Quindi la volontà del legislatore non poteva che essere quella di riportarsi al 2° comma dell’art. 570 c.p. che appunto prevede la fattispecie “di chi fa mancare i mezzi di sussistenza ai discendenti ed al coniuge” e conseguentemente la pena da considerare era quella della reclusione e della multa congiunta.
IL RIPENSAMENTO DELLE SEZIONI UNITE
La questione è stata rivista tuttavia con il nuovo orientamento della Sezioni Unite della Cassazione che con sentenza n. 23866 del 2013, poi seguita dalla sentenza alla quale oggi ci richiamiamo, n. 44628 depositata il 5/11/2013, ha mutato le tesi pregresse, ritenendo che il mancato pagamento del mantenimento, sanzionato dall’art. 12 sexies della legge divorzile 898/70 e della legge n. 54/06 sull’affidamento congiunto, non dovesse più intendersi come richiamo quoad poenam all’ipotesi di cui al 2° comma dell’art. 570 “mancanza dei mezzi di sussistenza ai discendenti o al coniuge” punito con la sanzione economica unita a quella detentiva, ma dovesse rapportarsi esclusivamente al 1° comma dell’art. 570 c.p. “sottrazione agli obblighi di assistenza” punita con la mera sanzione della multa (ovvero solo nei casi più gravi con la reclusione).
La fattispecie portata all’attenzione della Suprema Corte era data dalla condanna del Tribunale di Milano alla pena di 8 mesi di reclusione e 800 euro di multa, a carico del marito che si era sottratto agli obblighi di assistenza inerenti la qualità genitoriale, avendo omesso di versare il contributo mensile di 2mila euro per il mantenimento della moglie e della figlia minore.
La Cassazione viceversa annullava la condanna rilevando, che i giudici di primo e secondo grado non avevano contestato all’imputato di aver fatto mancare i mezzi di sussistenza alla moglie ed alla figlia minore (2° comma dell’art. 570 c.p.), bensì solo di essersi sottratto all’obbligo di assistenza inerente alla qualità genitoriale ai sensi della legge n. 54/06 in tema di separazione ed affidamento condiviso.
Dunque la Suprema Corte reiterava l’orientamento delle Sezioni Unite nel senso che la condotta sanzionata dell’art. 570 comma 2° n. 2 c.p. presupponeva che l’omessa assistenza avesse comportato effettivamente l’effetto di far mancare i mezzi di sussistenza, i quali comprendono quanto necessario per la sopravvivenza.
Tale situazione non si verificava affatto invece con la sola omissione dell’obbligo di mantenimento stabilito dal giudice civile.
In tal senso la violazione dei doveri di assistenza materiale in favore del coniuge previsti dalla disciplina civile (mancato versamento del mantenimento), ricorrendo tutti gli altri elementi della fattispecie, va punito solo con la sanzione prevista dell’art. 570 comma 1° c.p. e non comma 2°.
Da ciò deriva, secondo la Cassazione che, la violazione formale dell’obbligo di corrispondere l’assegno di divorzio, ed ora anche quello di separazione ai sensi della legge n. 54/06, non integra più il reato di cui l’art. 570 comma 2° n. 2 c.p., bensì costituisca un generico rinvio quoad poenam dell’art. 570 c.p. e debba intendersi riferito al comma 1° della stessa norma (applicazione della sola multa alternata alla reclusione).
ASSEGNO DIVORZILE E MEZZI DI SOSTENTAMENTO
Va detto per completezza che la giurisprudenza, in realtà, non sempre è univoca.
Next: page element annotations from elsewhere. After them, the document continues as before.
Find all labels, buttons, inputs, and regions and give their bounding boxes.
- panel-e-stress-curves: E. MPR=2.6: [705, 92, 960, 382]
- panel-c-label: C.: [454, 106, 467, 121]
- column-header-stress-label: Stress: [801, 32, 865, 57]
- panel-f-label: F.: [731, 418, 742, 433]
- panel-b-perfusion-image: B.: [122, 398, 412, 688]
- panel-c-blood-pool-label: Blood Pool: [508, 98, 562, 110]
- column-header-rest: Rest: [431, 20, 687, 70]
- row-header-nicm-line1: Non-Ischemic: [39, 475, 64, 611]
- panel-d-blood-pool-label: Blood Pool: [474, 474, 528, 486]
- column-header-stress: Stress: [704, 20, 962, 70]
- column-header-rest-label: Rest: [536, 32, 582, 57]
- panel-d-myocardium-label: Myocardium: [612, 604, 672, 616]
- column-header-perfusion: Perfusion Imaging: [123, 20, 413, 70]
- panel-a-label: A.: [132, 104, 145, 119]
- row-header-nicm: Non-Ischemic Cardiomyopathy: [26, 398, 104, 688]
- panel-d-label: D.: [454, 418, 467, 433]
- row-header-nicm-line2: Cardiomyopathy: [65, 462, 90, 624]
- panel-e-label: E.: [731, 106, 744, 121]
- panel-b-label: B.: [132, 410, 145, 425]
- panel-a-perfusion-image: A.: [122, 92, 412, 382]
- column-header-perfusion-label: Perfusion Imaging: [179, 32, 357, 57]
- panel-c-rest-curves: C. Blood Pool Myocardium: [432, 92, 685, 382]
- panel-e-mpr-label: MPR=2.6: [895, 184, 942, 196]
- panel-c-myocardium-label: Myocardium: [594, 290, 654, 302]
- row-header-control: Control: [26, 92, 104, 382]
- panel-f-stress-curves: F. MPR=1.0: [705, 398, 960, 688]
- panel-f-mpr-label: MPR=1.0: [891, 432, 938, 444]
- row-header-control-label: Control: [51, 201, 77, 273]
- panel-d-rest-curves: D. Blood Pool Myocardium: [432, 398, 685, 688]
L’unico punto indiscusso è che distingue con chiarezza tra l’assegno stabilito dal giudice civile in sede di processo di separazione dei coniugi o di divorzio e l’omissione dei mezzi di sussistenza previsti dall’art. 570 c.p. 2° comma.
Secondo la Suprema Corte, la nozione dei “mezzi di sussistenza” a differenza dell’assegno di mantenimento stabilito dal giudice civile, comprende solo ciò che è necessario per la sopravvivenza dei familiari dell’obbligato e nel momento storico in cui il fatto avviene.
Quindi, di caso in caso, il giudice penale deve accertare se la fattispecie riguarda la mera violazione dell’obbligo di mantenimento stabilito dal giudice civile, punibile quoad penam con la multa alternata alla pena detentiva, ovvero se si tratta di mancanza dei mezzi di sussistenza, ipotesi nella quale viceversa, ai sensi del 2° comma dell’art. 570 c.p. andrà comminata la pena detentiva unita a quella pecuniaria, sempreché siano venuti a mancare effettivamente tali mezzi, previa verifica dello stato di bisogno dell’avente diritto alla somministrazione.
Sul tema la giurisprudenza di legittimità e di merito, come detto, mostra comunque molte oscillazioni.
Innanzitutto alcune sentenze della Cassazione hanno precisato che la sottrazione all’obbligo del mantenimento disposto in sede di separazione integra il reato soltanto per ciò che riguarda i provvedimenti riguardanti il mantenimento dei figli, e non il coniuge separato (Cass. pen. N. 3587/11 e Cass. n. 36263 del 22/09/2011).
In secondo luogo allorché viceversa venga in esame la previsione del 2° comma dell’art. 570 c.p. (privazione dei mezzi di sussistenza) deve accertarsi in concreto, se per effetto della condotta, siano venuti a mancare effettivamente i mezzi di sussistenza, e cioè va verificato lo stato di bisogno dell’avente diritto alla somministrazione e la capacità economica dell’obbligato a fornirli, (in senso analogo per es. Cass. Pen. n. 26808/12 e n. 49501/09).
Con questa ultima sentenza anzi, la Suprema Corte ha escluso la condanna, laddove pur non ricevendo il coniuge quanto statuito dal giudice civile, tuttavia la moglie conservava il diritto al godimento della casa intestata al marito e di una piccola pensione da parte dell’Inps.
In genere è conforme la giurisprudenza nell’escludere la responsabilità del marito allorché questi dimostri il proprio stato di indigenza che tuttavia deve essere provato in modo ineccepibile.
In tal senso Cass. pen. n. 47019/09 (ex multis) ha precisato che integra comunque il reato di cui all’art. 570 c.p. la condotta del coniuge, piccolo imprenditore, che versa sporadicamente il contributo in favore della moglie, laddove lo stato di crisi della propria impresa non è comunque tale da comprovare uno stato di vera e propria indigenza per il titolare.
Per escludere la responsabilità penale deve rilevarsi infatti una situazione incolpevole di indisponibilità e cioè di mancanza incolpevole di introiti sufficienti a soddisfare le esigenze degli aventi diritto.
Né il pignoramento di una quota mensile dello stipendio del coniuge obbligato, fa venir meno l’illecito penale allorché la somma sottoposta all’esecuzione non sia sufficiente ad assicurare il sostentamento mensile dei figli minori (Corte di Appello Caltanissetta 8/05/2008).